Internistisch-neurologisch-psychiatrisches Fallbeispiel

In der Zeitschrift „Der Internist“, Ausgabe 55 vom Februar 2014, ist ein interessantes Fallbeispiel einer 78-jährigen Patientin erwähnt, die wegen unklarer Verschlechterung ihres Allgemeinzustandes mit einem cerebralen Krampfanfall in die Notfallstation der Klinik eingewiesen wurde.

Die Patientin hatte zuvor selbstständig zu Hause gelebt und berichtete über Schwäche, Schwindel und Unwohlsein seit mehreren Tagen. Die Angehörigen beschrieben zusätzlich eine neu aufgetretene Unfähigkeit, alltägliche Handlungsabläufe korrekt auszuführen: Beispielsweise wurde das Feuer an der Holzheizung auf dem Brennofen anstatt im dafür vorgesehenen Brennfach entfacht. Ferner versuchte die Patientin, den nicht vorhandenen Reißverschluss am Pullover zu schließen.

Die Diagnostik ergab einen schweren Magnesium- Kalzium- und Kaliummangel als Folge einer langjährigen Therapie mit Protonenpumpeninhibitoren (PPI).

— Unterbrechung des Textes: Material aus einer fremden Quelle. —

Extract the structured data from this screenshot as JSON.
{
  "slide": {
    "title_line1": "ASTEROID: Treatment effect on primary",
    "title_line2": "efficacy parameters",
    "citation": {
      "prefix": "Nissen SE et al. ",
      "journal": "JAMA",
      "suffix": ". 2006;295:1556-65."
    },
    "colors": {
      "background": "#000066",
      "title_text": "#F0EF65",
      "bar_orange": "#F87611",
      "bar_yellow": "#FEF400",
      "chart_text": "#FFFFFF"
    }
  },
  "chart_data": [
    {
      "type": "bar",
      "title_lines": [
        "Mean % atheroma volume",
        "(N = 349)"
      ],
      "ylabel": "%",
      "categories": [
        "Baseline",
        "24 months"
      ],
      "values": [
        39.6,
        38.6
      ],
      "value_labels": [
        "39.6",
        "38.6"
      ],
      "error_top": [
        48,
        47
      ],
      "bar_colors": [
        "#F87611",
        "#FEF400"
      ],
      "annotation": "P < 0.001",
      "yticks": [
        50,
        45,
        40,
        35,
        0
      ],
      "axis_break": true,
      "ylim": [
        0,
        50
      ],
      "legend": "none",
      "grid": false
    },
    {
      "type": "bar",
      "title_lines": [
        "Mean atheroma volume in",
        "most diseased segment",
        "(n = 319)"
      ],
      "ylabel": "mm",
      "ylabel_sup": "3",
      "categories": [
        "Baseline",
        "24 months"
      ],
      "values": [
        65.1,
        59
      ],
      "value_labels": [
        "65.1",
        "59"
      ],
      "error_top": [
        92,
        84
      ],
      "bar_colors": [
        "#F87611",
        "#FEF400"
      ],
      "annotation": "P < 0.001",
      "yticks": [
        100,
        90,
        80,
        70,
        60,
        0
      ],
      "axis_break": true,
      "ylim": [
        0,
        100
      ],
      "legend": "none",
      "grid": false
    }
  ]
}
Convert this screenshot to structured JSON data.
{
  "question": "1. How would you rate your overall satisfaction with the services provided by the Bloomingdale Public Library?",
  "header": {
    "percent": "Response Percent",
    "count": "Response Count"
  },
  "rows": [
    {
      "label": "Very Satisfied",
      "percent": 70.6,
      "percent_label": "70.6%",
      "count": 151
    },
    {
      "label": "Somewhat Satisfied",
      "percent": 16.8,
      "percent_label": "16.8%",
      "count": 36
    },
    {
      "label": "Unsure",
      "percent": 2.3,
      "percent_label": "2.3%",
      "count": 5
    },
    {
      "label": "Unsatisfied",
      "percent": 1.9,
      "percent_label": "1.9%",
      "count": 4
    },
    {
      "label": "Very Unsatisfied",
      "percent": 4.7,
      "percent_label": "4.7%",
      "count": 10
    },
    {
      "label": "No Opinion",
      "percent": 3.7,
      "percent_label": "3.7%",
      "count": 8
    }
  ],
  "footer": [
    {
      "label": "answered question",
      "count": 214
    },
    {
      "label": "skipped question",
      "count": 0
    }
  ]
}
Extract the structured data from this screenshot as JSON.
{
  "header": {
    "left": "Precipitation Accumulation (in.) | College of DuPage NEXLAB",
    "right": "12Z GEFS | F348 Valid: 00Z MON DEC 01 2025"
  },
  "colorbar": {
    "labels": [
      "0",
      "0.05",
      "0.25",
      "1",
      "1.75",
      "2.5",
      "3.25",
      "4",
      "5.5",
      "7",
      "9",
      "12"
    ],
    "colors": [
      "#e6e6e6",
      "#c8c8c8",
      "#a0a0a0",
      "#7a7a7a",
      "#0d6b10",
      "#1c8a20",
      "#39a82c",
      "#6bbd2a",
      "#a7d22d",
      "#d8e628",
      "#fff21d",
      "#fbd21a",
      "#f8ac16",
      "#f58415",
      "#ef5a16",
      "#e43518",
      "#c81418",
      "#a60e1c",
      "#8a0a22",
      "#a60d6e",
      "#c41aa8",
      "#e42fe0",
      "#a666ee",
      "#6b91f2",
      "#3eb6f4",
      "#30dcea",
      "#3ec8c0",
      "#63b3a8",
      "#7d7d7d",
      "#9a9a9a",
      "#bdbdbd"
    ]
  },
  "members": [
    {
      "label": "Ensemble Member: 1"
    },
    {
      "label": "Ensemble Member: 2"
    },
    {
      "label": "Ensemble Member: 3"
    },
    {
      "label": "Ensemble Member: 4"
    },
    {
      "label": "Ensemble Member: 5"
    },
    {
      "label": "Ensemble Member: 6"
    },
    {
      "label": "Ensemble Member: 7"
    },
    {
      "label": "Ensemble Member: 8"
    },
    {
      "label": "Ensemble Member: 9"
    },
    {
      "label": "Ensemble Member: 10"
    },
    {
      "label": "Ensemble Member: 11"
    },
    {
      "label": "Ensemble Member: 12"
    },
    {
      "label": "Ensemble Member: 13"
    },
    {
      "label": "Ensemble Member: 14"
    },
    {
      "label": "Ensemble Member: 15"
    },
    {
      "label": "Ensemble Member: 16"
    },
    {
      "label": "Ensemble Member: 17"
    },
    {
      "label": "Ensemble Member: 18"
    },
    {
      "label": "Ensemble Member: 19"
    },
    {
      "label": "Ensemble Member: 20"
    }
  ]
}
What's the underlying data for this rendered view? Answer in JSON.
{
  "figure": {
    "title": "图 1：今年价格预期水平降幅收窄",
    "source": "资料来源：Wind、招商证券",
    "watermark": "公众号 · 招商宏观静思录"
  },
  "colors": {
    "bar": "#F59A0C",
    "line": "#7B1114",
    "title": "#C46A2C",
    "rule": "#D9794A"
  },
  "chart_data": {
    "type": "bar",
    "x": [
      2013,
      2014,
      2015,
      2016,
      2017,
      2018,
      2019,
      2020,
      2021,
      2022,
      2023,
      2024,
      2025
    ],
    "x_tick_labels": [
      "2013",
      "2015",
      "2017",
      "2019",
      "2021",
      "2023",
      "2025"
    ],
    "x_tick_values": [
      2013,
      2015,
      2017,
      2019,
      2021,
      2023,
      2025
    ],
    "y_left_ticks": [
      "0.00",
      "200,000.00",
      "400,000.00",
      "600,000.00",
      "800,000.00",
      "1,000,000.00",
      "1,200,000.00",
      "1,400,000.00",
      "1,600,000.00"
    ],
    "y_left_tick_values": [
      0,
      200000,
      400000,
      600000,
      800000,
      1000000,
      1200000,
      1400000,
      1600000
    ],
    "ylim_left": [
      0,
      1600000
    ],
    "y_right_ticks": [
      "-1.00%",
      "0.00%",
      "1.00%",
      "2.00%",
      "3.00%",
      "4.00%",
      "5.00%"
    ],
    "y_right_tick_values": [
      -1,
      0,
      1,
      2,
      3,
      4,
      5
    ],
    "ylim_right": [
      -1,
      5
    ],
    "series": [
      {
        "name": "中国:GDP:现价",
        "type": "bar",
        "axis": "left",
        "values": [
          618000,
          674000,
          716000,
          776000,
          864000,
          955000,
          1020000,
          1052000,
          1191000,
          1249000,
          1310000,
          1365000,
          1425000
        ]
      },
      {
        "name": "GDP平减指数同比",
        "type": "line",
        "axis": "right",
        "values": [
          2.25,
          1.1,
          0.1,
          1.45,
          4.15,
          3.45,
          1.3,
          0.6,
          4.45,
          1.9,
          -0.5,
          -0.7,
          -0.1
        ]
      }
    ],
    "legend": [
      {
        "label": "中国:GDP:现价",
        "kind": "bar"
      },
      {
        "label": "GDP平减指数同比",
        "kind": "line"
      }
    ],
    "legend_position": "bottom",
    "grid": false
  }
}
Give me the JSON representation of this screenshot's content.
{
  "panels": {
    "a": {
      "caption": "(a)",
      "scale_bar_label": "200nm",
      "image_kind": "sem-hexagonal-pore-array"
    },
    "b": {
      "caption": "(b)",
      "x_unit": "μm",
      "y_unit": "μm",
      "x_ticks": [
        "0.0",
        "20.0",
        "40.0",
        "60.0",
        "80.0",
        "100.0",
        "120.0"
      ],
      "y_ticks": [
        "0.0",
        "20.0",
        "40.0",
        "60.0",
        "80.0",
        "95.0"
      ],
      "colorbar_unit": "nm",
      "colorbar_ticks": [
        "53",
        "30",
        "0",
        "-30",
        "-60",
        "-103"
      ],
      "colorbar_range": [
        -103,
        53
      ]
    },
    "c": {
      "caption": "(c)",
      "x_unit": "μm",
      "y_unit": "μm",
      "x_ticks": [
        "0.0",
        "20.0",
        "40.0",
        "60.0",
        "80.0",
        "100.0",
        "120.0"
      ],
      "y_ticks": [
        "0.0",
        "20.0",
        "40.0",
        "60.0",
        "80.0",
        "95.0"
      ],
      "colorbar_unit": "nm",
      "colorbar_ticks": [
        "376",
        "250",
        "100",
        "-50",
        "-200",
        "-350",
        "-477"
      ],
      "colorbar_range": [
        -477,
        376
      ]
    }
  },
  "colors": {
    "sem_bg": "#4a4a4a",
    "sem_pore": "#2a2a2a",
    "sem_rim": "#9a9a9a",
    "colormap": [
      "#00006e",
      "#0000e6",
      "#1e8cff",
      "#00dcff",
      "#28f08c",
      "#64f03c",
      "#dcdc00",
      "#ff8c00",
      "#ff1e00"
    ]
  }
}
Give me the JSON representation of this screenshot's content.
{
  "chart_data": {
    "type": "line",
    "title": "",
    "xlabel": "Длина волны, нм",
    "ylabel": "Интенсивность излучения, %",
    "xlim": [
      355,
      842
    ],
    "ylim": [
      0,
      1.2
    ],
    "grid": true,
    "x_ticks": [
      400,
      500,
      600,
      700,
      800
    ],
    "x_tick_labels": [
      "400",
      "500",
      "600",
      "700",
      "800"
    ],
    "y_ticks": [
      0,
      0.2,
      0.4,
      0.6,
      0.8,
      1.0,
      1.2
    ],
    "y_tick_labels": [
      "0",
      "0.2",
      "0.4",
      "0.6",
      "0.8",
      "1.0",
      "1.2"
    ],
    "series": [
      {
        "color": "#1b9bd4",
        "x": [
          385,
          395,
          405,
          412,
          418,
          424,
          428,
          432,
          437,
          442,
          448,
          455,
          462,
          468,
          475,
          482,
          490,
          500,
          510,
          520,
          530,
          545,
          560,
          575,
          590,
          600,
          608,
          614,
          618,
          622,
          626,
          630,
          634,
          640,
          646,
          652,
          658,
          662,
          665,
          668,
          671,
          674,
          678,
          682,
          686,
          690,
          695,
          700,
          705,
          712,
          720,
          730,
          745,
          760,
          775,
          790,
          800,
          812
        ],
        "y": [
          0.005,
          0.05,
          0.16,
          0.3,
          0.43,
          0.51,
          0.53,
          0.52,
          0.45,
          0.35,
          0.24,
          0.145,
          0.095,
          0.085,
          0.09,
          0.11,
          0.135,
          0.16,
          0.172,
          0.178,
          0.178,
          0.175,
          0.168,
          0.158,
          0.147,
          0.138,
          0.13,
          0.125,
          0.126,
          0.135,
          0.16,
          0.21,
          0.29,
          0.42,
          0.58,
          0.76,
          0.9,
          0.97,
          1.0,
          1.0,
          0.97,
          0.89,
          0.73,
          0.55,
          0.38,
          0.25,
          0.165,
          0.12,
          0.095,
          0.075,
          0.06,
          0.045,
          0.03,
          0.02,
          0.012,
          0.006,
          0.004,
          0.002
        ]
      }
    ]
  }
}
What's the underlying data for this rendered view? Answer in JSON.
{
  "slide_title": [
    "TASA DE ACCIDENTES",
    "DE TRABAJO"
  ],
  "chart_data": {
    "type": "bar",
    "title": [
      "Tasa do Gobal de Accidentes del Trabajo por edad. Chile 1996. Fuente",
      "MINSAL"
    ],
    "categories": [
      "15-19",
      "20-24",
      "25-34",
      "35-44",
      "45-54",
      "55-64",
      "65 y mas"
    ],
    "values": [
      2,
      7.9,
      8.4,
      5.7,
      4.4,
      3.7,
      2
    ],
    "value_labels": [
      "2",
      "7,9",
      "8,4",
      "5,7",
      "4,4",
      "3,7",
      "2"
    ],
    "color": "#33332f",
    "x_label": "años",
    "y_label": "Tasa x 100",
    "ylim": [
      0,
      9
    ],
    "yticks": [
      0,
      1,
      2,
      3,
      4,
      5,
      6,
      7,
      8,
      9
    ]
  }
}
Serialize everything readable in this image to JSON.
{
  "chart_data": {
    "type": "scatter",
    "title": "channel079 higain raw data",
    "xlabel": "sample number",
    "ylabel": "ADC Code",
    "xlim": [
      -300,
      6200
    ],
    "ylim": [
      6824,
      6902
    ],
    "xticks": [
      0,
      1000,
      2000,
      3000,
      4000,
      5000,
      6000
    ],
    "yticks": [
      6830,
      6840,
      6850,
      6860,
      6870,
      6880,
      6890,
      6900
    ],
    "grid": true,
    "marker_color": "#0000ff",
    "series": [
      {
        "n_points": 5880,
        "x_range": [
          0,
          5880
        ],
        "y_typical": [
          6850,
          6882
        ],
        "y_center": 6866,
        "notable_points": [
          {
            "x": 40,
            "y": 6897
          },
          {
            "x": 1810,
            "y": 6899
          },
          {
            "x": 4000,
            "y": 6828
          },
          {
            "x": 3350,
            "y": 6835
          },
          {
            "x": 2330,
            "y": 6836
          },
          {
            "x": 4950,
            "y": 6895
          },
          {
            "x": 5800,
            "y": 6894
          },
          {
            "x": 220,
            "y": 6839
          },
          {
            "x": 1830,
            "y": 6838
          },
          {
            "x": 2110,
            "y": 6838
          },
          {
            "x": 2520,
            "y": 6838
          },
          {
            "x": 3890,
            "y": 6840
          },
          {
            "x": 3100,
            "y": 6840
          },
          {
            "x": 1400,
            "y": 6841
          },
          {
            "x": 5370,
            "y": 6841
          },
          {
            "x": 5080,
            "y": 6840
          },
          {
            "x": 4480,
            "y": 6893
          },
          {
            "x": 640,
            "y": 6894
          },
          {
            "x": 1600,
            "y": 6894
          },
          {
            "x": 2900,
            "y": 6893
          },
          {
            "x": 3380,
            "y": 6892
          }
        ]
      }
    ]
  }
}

Die passageren neurokognitiven Symptome, der zerebrale Krampfanfall sowie die ausgeprägte QTc-verlängerung im EKG (507ms) sind als Folge der Elektrolytestörung zu werten. Im Rahmen eines gestörten Mineralstoffwechsels ist die PPI-induzierte Hypomagnesiämie eine seltene aber schwere Komplikation. In der Regel entsteht sie im Rahmen einer langjährigen regelmäßigen PPI-Einnahme. Aufgrund der meist fehlenden und unspezifischen Symptome einer Hypomagnesiämie ist diese in der Praxis mit großer Wahrscheinlichkeit unterdiagnostiziert. Eine Diagnosestellung erfolgt deshalb oft erst nach Jahren und diversen Abklärungen. Die begleitend auftretende Hypokalziämie sowie Hypokaliämie sind ebenfalls Ursache des Magnesiummangels.

Fazit für die Praxis:

Die U.S. Food and Drug Administration (FDA) empfahl am 02. März 2011 eine Magnesiumbestimmung im Serum vor Beginn einer längerfristigen PPI-Therapie. Zudem sind regelmäßige Magnesiumbestimmungen bei Patienten mit chronischem PPI-Konsum empfohlen, insbesondere wenn zusätzlich Diuretika verabreicht werden.